AP’s DataKit: Helping teams collaborate efficiently
Data projects have many moving parts, and coordinating all the pieces can be challenging even for one enterprising journalist, let alone an entire data team simultaneously pushing on multiple fronts.
To help bring sanity to their workflow, the Associated Press developed DataKit, a simple command line tool for setting up and syncing data analysis projects. After using the tool internally for nearly two years, the AP publicly released DataKit in September 2019.
AP Data Editor Meghan Hoyer gave a tour of DataKit in a recent webinar. She said the tool has helped her team collaborate more efficiently, especially on big projects like their work covering opioid distribution trends. Though, DataKit isn't just for big projects. Every data analysis by the AP is initiated and managed with DataKit.
“It clears the way for you to do your best work in terms of analysis and digging into data,” Hoyer said.
Hoyer presented DataKit along with Serdar Tumgoren, DataKit's lead developer. Tumgoren previously worked with Hoyer at the AP. He currently teaches data journalism at Stanford University.
Given the recent rollout, I decided to give DataKit a whirl. It's free, easy to install and, in my opinion, a great tool with a lot of potential.
DataKit is essentially a wrapper around other command line utilities you may already know. Under the hood, DataKit relies on Cookiecutter, a project templating tool that helps automate the process of setting up projects in any programming language. Data journalists at the AP tend to work in R, but DataKit would be just as suitable for those who prefer Python.
Project templates beget more consistency between projects and less fussing with all the annoying minutiae—folder structures, file names, locations of remote repositories—any of which can trip you up when dipping into someone else's code.
For a typical data analysis project, the code lives in one place (probably a GitHub repo) while the actual data live in another (probably a bucket on Amazon's Simple Storage Service).
Consequently, setting up and sharing a project requires interacting with at least two separate systems (maybe more), each with distinct controls and configurations.
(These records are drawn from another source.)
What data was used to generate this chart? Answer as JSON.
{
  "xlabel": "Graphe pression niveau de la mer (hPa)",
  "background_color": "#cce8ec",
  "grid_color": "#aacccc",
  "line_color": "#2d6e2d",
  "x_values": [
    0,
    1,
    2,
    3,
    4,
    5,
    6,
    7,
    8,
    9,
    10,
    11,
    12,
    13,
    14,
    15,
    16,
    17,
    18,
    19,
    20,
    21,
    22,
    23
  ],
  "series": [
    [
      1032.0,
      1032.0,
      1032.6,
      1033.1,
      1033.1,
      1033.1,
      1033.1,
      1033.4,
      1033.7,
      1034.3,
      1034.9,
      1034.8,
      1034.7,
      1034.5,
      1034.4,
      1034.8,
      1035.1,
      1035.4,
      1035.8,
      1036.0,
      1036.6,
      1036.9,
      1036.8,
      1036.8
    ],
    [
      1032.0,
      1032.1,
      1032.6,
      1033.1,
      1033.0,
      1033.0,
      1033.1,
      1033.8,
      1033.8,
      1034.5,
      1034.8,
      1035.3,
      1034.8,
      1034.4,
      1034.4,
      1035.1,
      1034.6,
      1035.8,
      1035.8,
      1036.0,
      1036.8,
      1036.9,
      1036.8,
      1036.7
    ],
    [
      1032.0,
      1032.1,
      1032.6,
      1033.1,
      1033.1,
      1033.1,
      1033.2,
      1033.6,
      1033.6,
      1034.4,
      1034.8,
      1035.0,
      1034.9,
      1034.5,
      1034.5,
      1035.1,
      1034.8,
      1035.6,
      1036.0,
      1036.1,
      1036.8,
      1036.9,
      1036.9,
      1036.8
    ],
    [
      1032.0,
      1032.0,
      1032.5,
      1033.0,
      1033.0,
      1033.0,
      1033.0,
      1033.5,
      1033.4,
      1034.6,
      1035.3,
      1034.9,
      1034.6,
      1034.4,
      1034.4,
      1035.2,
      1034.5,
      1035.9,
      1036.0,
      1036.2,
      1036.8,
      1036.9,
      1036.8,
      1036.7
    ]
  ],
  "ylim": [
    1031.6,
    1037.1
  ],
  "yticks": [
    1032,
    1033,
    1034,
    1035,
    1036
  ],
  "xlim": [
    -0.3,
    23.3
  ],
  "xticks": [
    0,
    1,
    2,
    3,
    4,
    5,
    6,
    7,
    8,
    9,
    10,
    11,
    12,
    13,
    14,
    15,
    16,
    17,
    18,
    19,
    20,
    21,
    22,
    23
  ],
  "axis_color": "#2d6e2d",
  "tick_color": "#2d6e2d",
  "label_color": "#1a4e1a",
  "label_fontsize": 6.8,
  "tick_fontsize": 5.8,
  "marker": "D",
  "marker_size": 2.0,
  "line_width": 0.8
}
As a result, precious time needed to hone your analysis is instead spent navigating inscrutable command line interfaces.
DataKit aims to reduce the workflow outside of analysis to the most essential steps and collect them under a single entry point.
You can spin up a new project with one simple command:
datakit project create
After ushering you through a few prompts prescribed by your project template, DataKit drops you into your new project's directory, ready to start coding.
You can then link your new project to a pre-existing S3 bucket shared by your team:
datakit data init
Then you can push that data to that bucket:
datakit data push
Then (after cloning your project to their own machines) your colleagues can pull that data down:
datakit data pull
The AP does great work, but maybe their process doesn't exactly fit how you do data journalism. Luckily DataKit doesn't tie you down to the AP's way of doing things.
Say, for instance, you don't like the AP's scaffolding for R projects. You could fork their template, make a few tweaks, and use your version of their template in your projects.
You could also create your own template from scratch. If you go that route, check out Cookiecutter's documentation, in particular the section on pre/post-generate hooks, which allow you to further automate your project setup process. For instance, the AP's Python project cookiecutter will automatically set up a virtual environment (via Pipenv) and install pandas, ipykernel and other Python packages typically used in data analysis projects.
You can further customize DataKit using plugins. For example, the AP stores their code on GitLab so, as you might expect, they've developed a plugin for integrating DataKit projects with GitLab repos. However, since a lot of organizations prefer GitHub, the AP also developed a GitHub plugin for DataKit.
With a little extra effort, you can also develop and release your own plugin, and this is where I was struck by the tool's true potential. Datakit isn't a monolithic application. Rather, it's a framework that can be easily extended to cover a wide variety of use cases.
Case in point: data and interactive journalist Marc Lajoie, most recently at the CBC/Radio-Canda, liked what he saw on the AP's webinar and decided to build off of their work. Within a few days, he rolled out two additional DataKit plugins:
- datakit-data-gdrive for folks who want to sync their project data to Google Drive
- datakit-bitbucket for integrating with yet another source control management system.
“It really is enormously flexible, and pretty straightforward to adapt to any technologies/services that have Python bindings,” Lajoie said.
It's open source
Hoyer said her team uses DataKit every day. For that reason, the AP will continue to support and enhance the tool.
“It's not like [DataKit] is going to fade away in the next couple of months,” Hoyer said.
Further development will happen in the open with input from users in other news organizations. The source code for DataKit, as well as many of its plugins, is publicly available on GitHub, where anyone can submit suggestions and even pitch in on the development. The AP has also set up the #proj-ap-datakit channel on the News Nerdery Slack, where journalist who might benefit from the tool are likely to hang out.
Why projects like these are so important
“Collaboration” is a buzzword we've been hearing and repeating non-stop for years now in professional circles. Projects like DataKit are where the rubber meets the road.
Will we define the tools that facilitate our best work? Will we do it in a way that enables others to adapt those tools to meet their particular needs? The answer put forth by DataKit is a resounding “yes, we will.”